逐浪原暫時平靜了下來,對峙雙方都有自己的事情要做,對羅成來說,既然入侵戰已經開始,再攻占帝都也就失去了原本的意義,必須要穩紮穩打步步爲營,先清理出和鷹之皇朝之間的通道才是首要的事情,對鷹之皇朝的血腥手段,羅成雖然不贊同,但卻無法否認明皇的做法在最大程度上減少了損失,如果紅月位面上的大人物們全都有這種覺悟,或許羅成也沒有出現在這裏的必要。
冉雄安那邊也沒有任何動作,他的任務是把斐真依封堵在逐浪原一帶,打定了主意嚴防死守,當然,以援軍的實力也沒有進攻的底氣,能夠借助虎衛軍留下來的陣圖阻擋得住邊軍,就已經是僥天之幸了。
三天的時間很快過去,已經有一些士卒蘇醒了過來,不過在斐真依的嚴令下,沒有人敢越過那道栅欄去攙扶自己的同伴,隻能站在遠處擔心的看着,他們無法不擔心,要知道裏面的人可是整整昏睡了三天三夜,水米未進,身體便是再健壯恐怕也沒有力氣了。
最靠近栅欄的一座營帳裏,一個士卒拖着虛弱的身體爬了出來,趴在地上,吃力的仰着頭,迷惘的看着栅欄外的人群,似乎有些搞不清自己的處境。
“石頭!石頭你沒事吧?”栅欄附近的一個武士忍不住小聲喊了起來,石頭是和他一個村子的,從軍後連吃住都在一起,感情無比深厚,此刻看着石頭虛弱的樣子,那武士心酸得連眼淚都快掉下來了。
栅欄裏面,叫做石頭的兵士困惑的眨了眨眼睛,好半天才反應過來,對方好像是在叫自己,眼神有些呆滞的看向那個武士。
那武士有些急了:“石頭你不認識我了?”
“你……你是……大栓?”石頭的嗓音有些怪異,生澀無比,似乎是第一次開口講話一般。
武士大喜:“對啊對啊,兄弟你可吓死我了?怎麽樣?感覺好點沒有?是不是餓了?我這早就給你準備好吃的了。”

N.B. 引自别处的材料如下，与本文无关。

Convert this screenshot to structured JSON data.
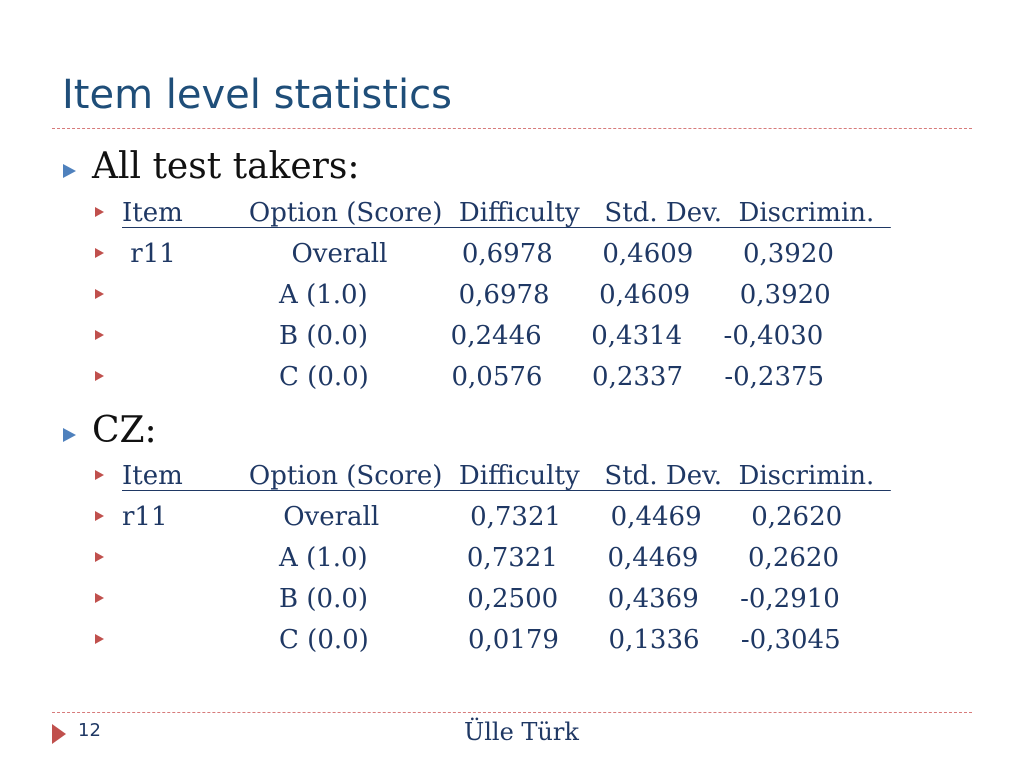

大栓興奮得有些過了頭,根本沒注意到石頭的嗓音和眼神都顯得怪異無比,三步并作兩步的跑過去,從懷裏掏出尚有餘溫的饅頭和一小壺水,從栅欄的縫隙裏遞了過去,營主隻說不許越過栅欄,隔着栅欄送點吃的應該不算違反軍規吧?大栓在心裏想着,很是爲自己的聰明感到驕傲,什麽狗屁域外妖魔,騙鬼呢吧?我大栓的兄弟怎麽可能變成怪物?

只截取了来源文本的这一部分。